La domanda finale, quella che attraversa tutto il dibattito, riguarda la natura stessa del valore manageriale. Quanto del successo di un'azienda dipende davvero dal suo amministratore delegato? La visione tradizionale del capitalismo vuole che i grandi leader creino valore enorme e meritino di essere compensati di conseguenza. Steve Jobs ha trasformato Apple da azienda in crisi a colosso da tremila miliardi. Elon Musk ha reso le auto elettriche desiderabili e ha rivoluzionato l'industria spaziale con SpaceX.
Ma questa narrazione del "grande uomo" ignora fattori cruciali. Il successo di Tesla dipende anche da migliaia di ingegneri, designer, operai che hanno lavorato allo sviluppo dei prodotti. Dipende dal momento storico favorevole alle tecnologie verdi, dai sussidi governativi che hanno sostenuto il settore, dalla disponibilità di capitali a basso costo nell'ultimo decennio.
Alcuni economisti sostengono che i compensi record siano semplicemente il frutto di un mercato efficiente: se un manager può generare miliardi di valore, ha senso pagargli milioni o miliardi. Altri ribattono che si tratta di un circolo vizioso autoreferenziale: i consigli di amministrazione, composti da altri Ceo e manager ben pagati, tendono ad approvare compensi sempre più alti per non svalutare il proprio ruolo.

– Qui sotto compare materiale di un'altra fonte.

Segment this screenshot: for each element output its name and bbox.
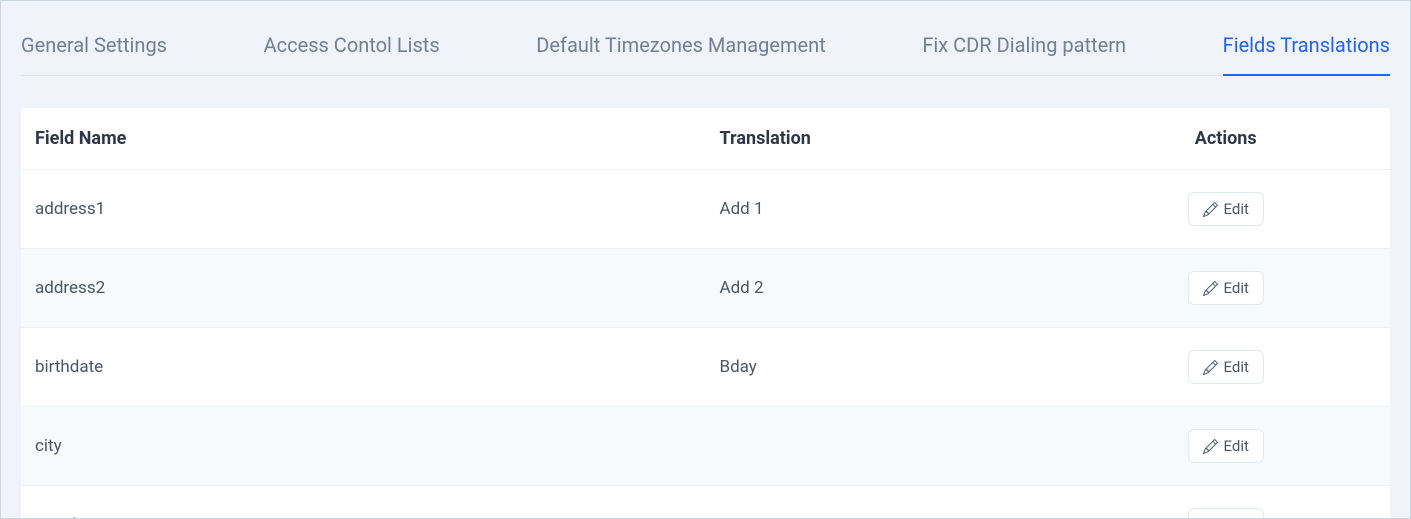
tab-general-settings[interactable]: General Settings xyxy=(21,33,167,75)
edit-icon xyxy=(1203,202,1218,217)
cell-field-name: birthdate xyxy=(21,328,706,407)
cell-actions: Edit xyxy=(1061,328,1390,407)
cell-actions: Edit xyxy=(1061,249,1390,328)
edit-icon xyxy=(1203,360,1218,375)
edit-button-label: Edit xyxy=(1224,437,1249,455)
table-row: city Edit xyxy=(21,407,1390,486)
edit-button[interactable]: Edit xyxy=(1188,271,1264,305)
edit-button-label: Edit xyxy=(1224,279,1249,297)
edit-button-label: Edit xyxy=(1224,200,1249,218)
cell-actions: Edit xyxy=(1061,407,1390,486)
cell-translation: Add 2 xyxy=(706,249,1062,328)
cell-translation xyxy=(706,486,1062,519)
table-row: address1 Add 1 Edit xyxy=(21,170,1390,249)
edit-button[interactable]: Edit xyxy=(1188,192,1264,226)
edit-button[interactable]: Edit xyxy=(1188,350,1264,384)
tabs-nav: General Settings Access Contol Lists Def… xyxy=(21,1,1390,76)
cell-translation xyxy=(706,407,1062,486)
edit-icon xyxy=(1203,439,1218,454)
translations-table-wrapper: Field Name Translation Actions address1 … xyxy=(21,108,1390,519)
edit-icon xyxy=(1203,281,1218,296)
tab-access-control-lists[interactable]: Access Contol Lists xyxy=(264,33,440,75)
edit-button[interactable]: Edit xyxy=(1188,429,1264,463)
tab-fields-translations[interactable]: Fields Translations xyxy=(1223,33,1390,75)
tab-fix-cdr-dialing[interactable]: Fix CDR Dialing pattern xyxy=(922,33,1126,75)
edit-button[interactable]: Edit xyxy=(1188,508,1264,519)
cell-translation: Bday xyxy=(706,328,1062,407)
translations-table: Field Name Translation Actions address1 … xyxy=(21,108,1390,519)
header-field-name: Field Name xyxy=(21,108,706,170)
table-header-row: Field Name Translation Actions xyxy=(21,108,1390,170)
settings-panel: General Settings Access Contol Lists Def… xyxy=(0,0,1411,519)
table-row: address2 Add 2 Edit xyxy=(21,249,1390,328)
tab-default-timezones[interactable]: Default Timezones Management xyxy=(536,33,825,75)
cell-actions: Edit xyxy=(1061,486,1390,519)
table-row: email Edit xyxy=(21,486,1390,519)
cell-field-name: email xyxy=(21,486,706,519)
header-actions: Actions xyxy=(1061,108,1390,170)
cell-field-name: address1 xyxy=(21,170,706,249)
cell-field-name: city xyxy=(21,407,706,486)
edit-button-label: Edit xyxy=(1224,358,1249,376)
cell-actions: Edit xyxy=(1061,170,1390,249)
header-translation: Translation xyxy=(706,108,1062,170)
cell-field-name: address2 xyxy=(21,249,706,328)
cell-translation: Add 1 xyxy=(706,170,1062,249)
table-row: birthdate Bday Edit xyxy=(21,328,1390,407)
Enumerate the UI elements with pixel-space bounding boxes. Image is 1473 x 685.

La verità probabilmente sta nel mezzo. Alcuni leader eccezionali creano davvero valore straordinario e meritano compensi elevati. Ma l'attuale sistema, con le sue forbici salariali estreme e i suoi paracadute nascosti, sembra più il prodotto di dinamiche di potere che di pura meritocrazia. E mentre il dibattito continua, Musk salirà sul palco ad Austin tra i suoi robot tuttofare, con in tasca la promessa di un triliardo di dollari.